Planning Evaluation Framework

Overview

This repo contains the code for the Planning Evaluation Framework, which evaluates planning models on both synthetic and real data. A planning model predicts the effectiveness of an advertising campaign that is spread across multiple publishers, by estimating the number of people that would be reached at various frequencies as a function of the amount spent with each publisher. The purpose of the Planning Evaluation Framework is to

  • Provide a means for identifying the best candidate planning modeling strategies to be used in the Halo measurement system;
  • Provide the ability for publishers to evaluate the quality of models when applied to their own internal data sets; and,
  • Provide the ability to simulate the behavior of the Halo system on realistic advertiser workflows.

Workflow

A typical workflow consists of the following steps:

  1. Generate a Data Design.
  2. Configure an Experimental Design.
  3. Run the Evaluator to create the results of evaluating the experiments against the data.
  4. Analyze the results in Colab.

A Data Design specifies the set of data that will be used for evaluating models. It is given by a directory structure. Each subdirectory of the Data Design defines a Dataset. A Dataset in turn consists of a collection of Publisher Data Files. A Publisher Data File simulates the impression viewing history of a single publisher. It is a CSV file, where each line is of the form

   vid, spend

where vid is a virtual user id, and spend is the total amount that would have to be spent for this impression to be shown.

A Data Design can be synthetic, or it can represent actual publisher data. Synthetic data designs can be generated using the program data_generators/synthetic_data_generator.py. Alternatively, if you have other data available in your organization, you can construct your own data design.

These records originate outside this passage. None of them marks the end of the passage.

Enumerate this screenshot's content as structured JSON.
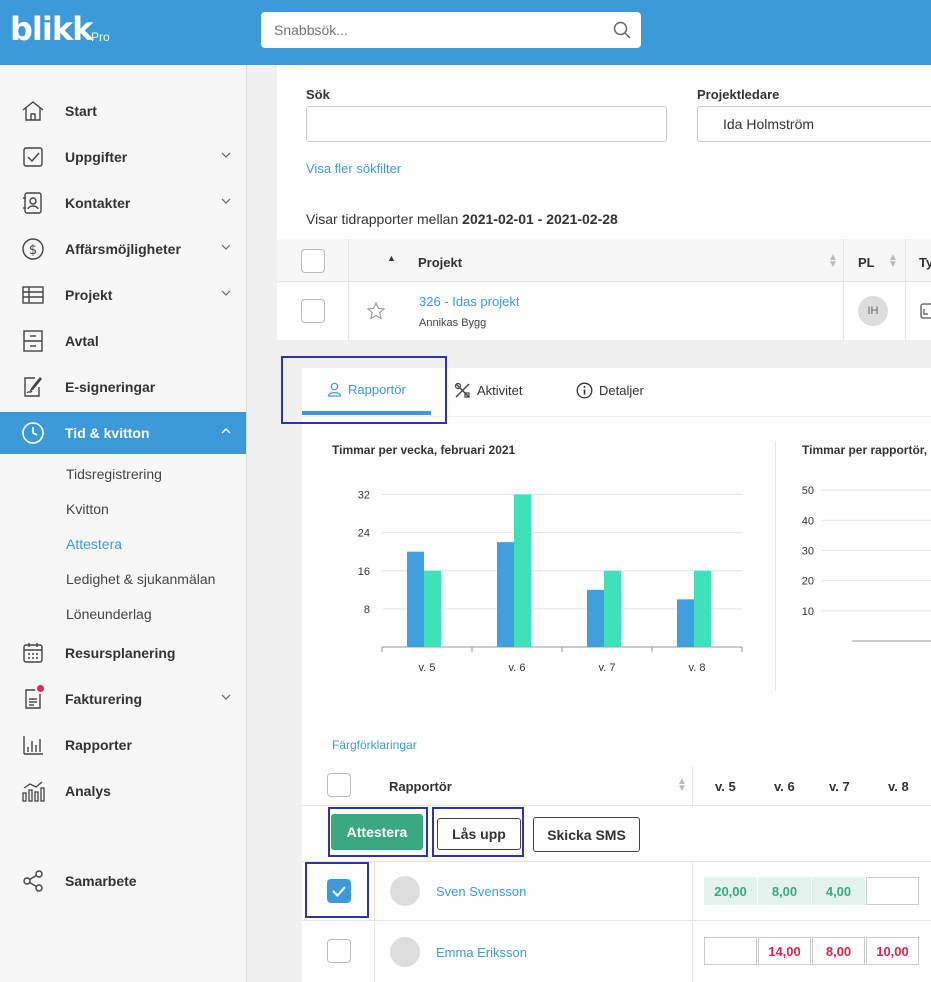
{
  "app": {
    "logo": "blikk",
    "logo_suffix": "Pro"
  },
  "search": {
    "placeholder": "Snabbsök..."
  },
  "sidebar": {
    "items": [
      {
        "label": "Start",
        "icon": "home-icon"
      },
      {
        "label": "Uppgifter",
        "icon": "checkbox-icon"
      },
      {
        "label": "Kontakter",
        "icon": "contacts-icon"
      },
      {
        "label": "Affärsmöjligheter",
        "icon": "dollar-icon"
      },
      {
        "label": "Projekt",
        "icon": "table-icon"
      },
      {
        "label": "Avtal",
        "icon": "cabinet-icon"
      },
      {
        "label": "E-signeringar",
        "icon": "signature-icon"
      },
      {
        "label": "Tid & kvitton",
        "icon": "clock-icon"
      },
      {
        "label": "Resursplanering",
        "icon": "calendar-icon"
      },
      {
        "label": "Fakturering",
        "icon": "invoice-icon"
      },
      {
        "label": "Rapporter",
        "icon": "bar-chart-icon"
      },
      {
        "label": "Analys",
        "icon": "analytics-icon"
      },
      {
        "label": "Samarbete",
        "icon": "share-icon"
      }
    ],
    "sub_items": [
      "Tidsregistrering",
      "Kvitton",
      "Attestera",
      "Ledighet & sjukanmälan",
      "Löneunderlag"
    ]
  },
  "filters": {
    "search_label": "Sök",
    "search_value": "",
    "pl_label": "Projektledare",
    "pl_value": "Ida Holmström",
    "more_filters": "Visa fler sökfilter"
  },
  "range": {
    "prefix": "Visar tidrapporter mellan",
    "dates": "2021-02-01 - 2021-02-28"
  },
  "project_table": {
    "headers": {
      "project": "Projekt",
      "pl": "PL",
      "type": "Ty"
    },
    "row": {
      "name": "326 - Idas projekt",
      "client": "Annikas Bygg",
      "pl_initials": "IH"
    }
  },
  "tabs": [
    {
      "label": "Rapportör",
      "icon": "person-icon"
    },
    {
      "label": "Aktivitet",
      "icon": "tools-icon"
    },
    {
      "label": "Detaljer",
      "icon": "info-icon"
    }
  ],
  "chart_data": [
    {
      "type": "bar",
      "title": "Timmar per vecka, februari 2021",
      "categories": [
        "v. 5",
        "v. 6",
        "v. 7",
        "v. 8"
      ],
      "series": [
        {
          "values": [
            20,
            22,
            12,
            10
          ],
          "color": "#3ea0dc"
        },
        {
          "values": [
            16,
            32,
            16,
            16
          ],
          "color": "#3de2b8"
        }
      ],
      "yticks": [
        8,
        16,
        24,
        32
      ],
      "ylim": [
        0,
        34
      ]
    },
    {
      "type": "bar",
      "title": "Timmar per rapportör,",
      "categories": [],
      "series": [],
      "yticks": [
        10,
        20,
        30,
        40,
        50
      ],
      "ylim": [
        0,
        55
      ]
    }
  ],
  "legend_link": "Färgförklaringar",
  "reporter_table": {
    "header": "Rapportör",
    "weeks": [
      "v. 5",
      "v. 6",
      "v. 7",
      "v. 8"
    ],
    "actions": {
      "approve": "Attestera",
      "unlock": "Lås upp",
      "sms": "Skicka SMS"
    },
    "rows": [
      {
        "name": "Sven Svensson",
        "checked": true,
        "values": [
          "20,00",
          "8,00",
          "4,00",
          ""
        ],
        "styles": [
          "green",
          "green",
          "green",
          "empty"
        ]
      },
      {
        "name": "Emma Eriksson",
        "checked": false,
        "values": [
          "",
          "14,00",
          "8,00",
          "10,00"
        ],
        "styles": [
          "empty",
          "red",
          "red",
          "red"
        ]
      }
    ]
  }
}
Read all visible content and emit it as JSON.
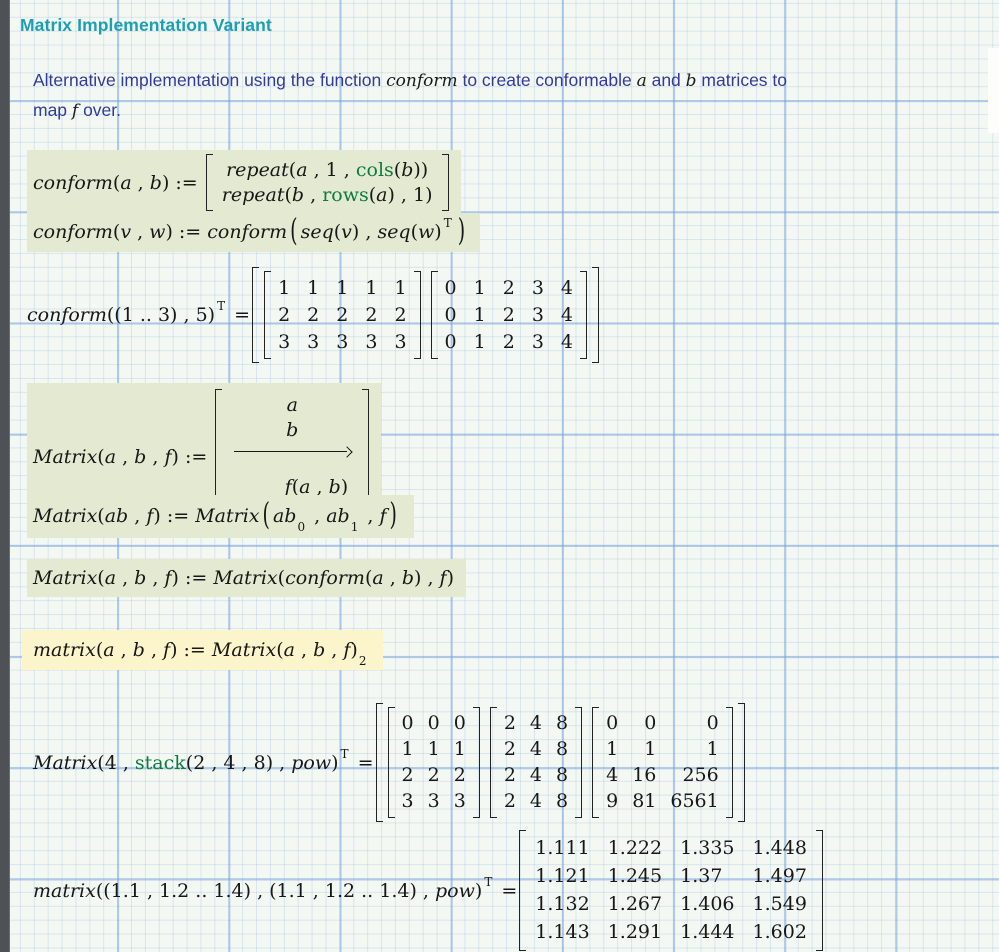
{
  "page": {
    "title": "Matrix Implementation Variant"
  },
  "colors": {
    "title_teal": "#1d9fb2",
    "body_text_indigo": "#323a9e",
    "function_green": "#0c7c3c",
    "highlight_green": "#e4e9d2",
    "highlight_yellow": "#fcf4ca",
    "margin_strip_gray": "#4e5257",
    "grid_line_blue": "#bcd5f0"
  },
  "intro": {
    "line1": [
      {
        "c": "t",
        "t": "Alternative implementation using the function "
      },
      {
        "c": "ti",
        "t": "conform"
      },
      {
        "c": "t",
        "t": " to create conformable "
      },
      {
        "c": "ti",
        "t": "a"
      },
      {
        "c": "t",
        "t": " and "
      },
      {
        "c": "ti",
        "t": "b"
      },
      {
        "c": "t",
        "t": " matrices to"
      }
    ],
    "line2": [
      {
        "c": "t",
        "t": "map "
      },
      {
        "c": "ti",
        "t": "f"
      },
      {
        "c": "t",
        "t": " over."
      }
    ]
  },
  "regions": {
    "conform_def": {
      "head": [
        {
          "c": "i",
          "t": "conform"
        },
        {
          "c": "n",
          "t": "("
        },
        {
          "c": "i",
          "t": "a"
        },
        {
          "c": "n",
          "t": " , "
        },
        {
          "c": "i",
          "t": "b"
        },
        {
          "c": "n",
          "t": ") := "
        }
      ],
      "row1": [
        {
          "c": "i",
          "t": "repeat"
        },
        {
          "c": "n",
          "t": "("
        },
        {
          "c": "i",
          "t": "a"
        },
        {
          "c": "n",
          "t": " , 1 , "
        },
        {
          "c": "g",
          "t": "cols"
        },
        {
          "c": "n",
          "t": "("
        },
        {
          "c": "i",
          "t": "b"
        },
        {
          "c": "n",
          "t": "))"
        }
      ],
      "row2": [
        {
          "c": "i",
          "t": "repeat"
        },
        {
          "c": "n",
          "t": "("
        },
        {
          "c": "i",
          "t": "b"
        },
        {
          "c": "n",
          "t": " , "
        },
        {
          "c": "g",
          "t": "rows"
        },
        {
          "c": "n",
          "t": "("
        },
        {
          "c": "i",
          "t": "a"
        },
        {
          "c": "n",
          "t": ") , 1)"
        }
      ]
    },
    "conform_vw": {
      "tokens": [
        {
          "c": "i",
          "t": "conform"
        },
        {
          "c": "n",
          "t": "("
        },
        {
          "c": "i",
          "t": "v"
        },
        {
          "c": "n",
          "t": " , "
        },
        {
          "c": "i",
          "t": "w"
        },
        {
          "c": "n",
          "t": ") := "
        },
        {
          "c": "i",
          "t": "conform"
        },
        {
          "c": "bp",
          "t": "("
        },
        {
          "c": "i",
          "t": "seq"
        },
        {
          "c": "n",
          "t": "("
        },
        {
          "c": "i",
          "t": "v"
        },
        {
          "c": "n",
          "t": ") , "
        },
        {
          "c": "i",
          "t": "seq"
        },
        {
          "c": "n",
          "t": "("
        },
        {
          "c": "i",
          "t": "w"
        },
        {
          "c": "n",
          "t": ")"
        },
        {
          "c": "sup",
          "t": "T"
        },
        {
          "c": "bp",
          "t": ")"
        }
      ]
    },
    "conform_eval": {
      "head": [
        {
          "c": "i",
          "t": "conform"
        },
        {
          "c": "n",
          "t": "((1 .. 3) , 5)"
        },
        {
          "c": "sup",
          "t": "T"
        },
        {
          "c": "n",
          "t": " ="
        }
      ],
      "m1": [
        [
          "1",
          "1",
          "1",
          "1",
          "1"
        ],
        [
          "2",
          "2",
          "2",
          "2",
          "2"
        ],
        [
          "3",
          "3",
          "3",
          "3",
          "3"
        ]
      ],
      "m2": [
        [
          "0",
          "1",
          "2",
          "3",
          "4"
        ],
        [
          "0",
          "1",
          "2",
          "3",
          "4"
        ],
        [
          "0",
          "1",
          "2",
          "3",
          "4"
        ]
      ]
    },
    "Matrix_def": {
      "head": [
        {
          "c": "i",
          "t": "Matrix"
        },
        {
          "c": "n",
          "t": "("
        },
        {
          "c": "i",
          "t": "a"
        },
        {
          "c": "n",
          "t": " , "
        },
        {
          "c": "i",
          "t": "b"
        },
        {
          "c": "n",
          "t": " , "
        },
        {
          "c": "i",
          "t": "f"
        },
        {
          "c": "n",
          "t": ") := "
        }
      ],
      "row_a": [
        {
          "c": "i",
          "t": "a"
        }
      ],
      "row_b": [
        {
          "c": "i",
          "t": "b"
        }
      ],
      "row_f": [
        {
          "c": "i",
          "t": "f"
        },
        {
          "c": "n",
          "t": "("
        },
        {
          "c": "i",
          "t": "a"
        },
        {
          "c": "n",
          "t": " , "
        },
        {
          "c": "i",
          "t": "b"
        },
        {
          "c": "n",
          "t": ")"
        }
      ]
    },
    "Matrix_ab": {
      "tokens": [
        {
          "c": "i",
          "t": "Matrix"
        },
        {
          "c": "n",
          "t": "("
        },
        {
          "c": "i",
          "t": "ab"
        },
        {
          "c": "n",
          "t": " , "
        },
        {
          "c": "i",
          "t": "f"
        },
        {
          "c": "n",
          "t": ") := "
        },
        {
          "c": "i",
          "t": "Matrix"
        },
        {
          "c": "bp",
          "t": "("
        },
        {
          "c": "i",
          "t": "ab"
        },
        {
          "c": "sub",
          "t": "0"
        },
        {
          "c": "n",
          "t": " , "
        },
        {
          "c": "i",
          "t": "ab"
        },
        {
          "c": "sub",
          "t": "1"
        },
        {
          "c": "n",
          "t": " , "
        },
        {
          "c": "i",
          "t": "f"
        },
        {
          "c": "bp",
          "t": ")"
        }
      ]
    },
    "Matrix_conform": {
      "tokens": [
        {
          "c": "i",
          "t": "Matrix"
        },
        {
          "c": "n",
          "t": "("
        },
        {
          "c": "i",
          "t": "a"
        },
        {
          "c": "n",
          "t": " , "
        },
        {
          "c": "i",
          "t": "b"
        },
        {
          "c": "n",
          "t": " , "
        },
        {
          "c": "i",
          "t": "f"
        },
        {
          "c": "n",
          "t": ") := "
        },
        {
          "c": "i",
          "t": "Matrix"
        },
        {
          "c": "n",
          "t": "("
        },
        {
          "c": "i",
          "t": "conform"
        },
        {
          "c": "n",
          "t": "("
        },
        {
          "c": "i",
          "t": "a"
        },
        {
          "c": "n",
          "t": " , "
        },
        {
          "c": "i",
          "t": "b"
        },
        {
          "c": "n",
          "t": ") , "
        },
        {
          "c": "i",
          "t": "f"
        },
        {
          "c": "n",
          "t": ")"
        }
      ]
    },
    "matrix_lower": {
      "tokens": [
        {
          "c": "i",
          "t": "matrix"
        },
        {
          "c": "n",
          "t": "("
        },
        {
          "c": "i",
          "t": "a"
        },
        {
          "c": "n",
          "t": " , "
        },
        {
          "c": "i",
          "t": "b"
        },
        {
          "c": "n",
          "t": " , "
        },
        {
          "c": "i",
          "t": "f"
        },
        {
          "c": "n",
          "t": ") := "
        },
        {
          "c": "i",
          "t": "Matrix"
        },
        {
          "c": "n",
          "t": "("
        },
        {
          "c": "i",
          "t": "a"
        },
        {
          "c": "n",
          "t": " , "
        },
        {
          "c": "i",
          "t": "b"
        },
        {
          "c": "n",
          "t": " , "
        },
        {
          "c": "i",
          "t": "f"
        },
        {
          "c": "n",
          "t": ")"
        },
        {
          "c": "sub",
          "t": "2"
        }
      ]
    },
    "Matrix_eval": {
      "head": [
        {
          "c": "i",
          "t": "Matrix"
        },
        {
          "c": "n",
          "t": "(4 , "
        },
        {
          "c": "g",
          "t": "stack"
        },
        {
          "c": "n",
          "t": "(2 , 4 , 8) , "
        },
        {
          "c": "i",
          "t": "pow"
        },
        {
          "c": "n",
          "t": ")"
        },
        {
          "c": "sup",
          "t": "T"
        },
        {
          "c": "n",
          "t": " ="
        }
      ],
      "m1": [
        [
          "0",
          "0",
          "0"
        ],
        [
          "1",
          "1",
          "1"
        ],
        [
          "2",
          "2",
          "2"
        ],
        [
          "3",
          "3",
          "3"
        ]
      ],
      "m2": [
        [
          "2",
          "4",
          "8"
        ],
        [
          "2",
          "4",
          "8"
        ],
        [
          "2",
          "4",
          "8"
        ],
        [
          "2",
          "4",
          "8"
        ]
      ],
      "m3": [
        [
          "0",
          "0",
          "0"
        ],
        [
          "1",
          "1",
          "1"
        ],
        [
          "4",
          "16",
          "256"
        ],
        [
          "9",
          "81",
          "6561"
        ]
      ]
    },
    "matrix_eval": {
      "head": [
        {
          "c": "i",
          "t": "matrix"
        },
        {
          "c": "n",
          "t": "((1.1 , 1.2 .. 1.4) , (1.1 , 1.2 .. 1.4) , "
        },
        {
          "c": "i",
          "t": "pow"
        },
        {
          "c": "n",
          "t": ")"
        },
        {
          "c": "sup",
          "t": "T"
        },
        {
          "c": "n",
          "t": " ="
        }
      ],
      "m": [
        [
          "1.111",
          "1.222",
          "1.335",
          "1.448"
        ],
        [
          "1.121",
          "1.245",
          "1.37",
          "1.497"
        ],
        [
          "1.132",
          "1.267",
          "1.406",
          "1.549"
        ],
        [
          "1.143",
          "1.291",
          "1.444",
          "1.602"
        ]
      ]
    }
  }
}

An Experimental Design specifies the modeling strategies that will be evaluated and the parameters that will be used for evaluation. An Experimental Design is given by a Python class. An Experimental Design is subdivided into Experiments, which are further broken down into Trials. An Experiment consists of a collection of modeling strategies and model parameters that are run against a single Dataset. A Trial consists of simulating the outcome of one modeling strategy using one Dataset and one set of parameter values.

Once a Data Design and an Experimental Design have been specified, the Evaluator can be used to run simulations of the experimental design versus the data design. The final output of the Evaluator is a DataFrame, containing one row per Trial.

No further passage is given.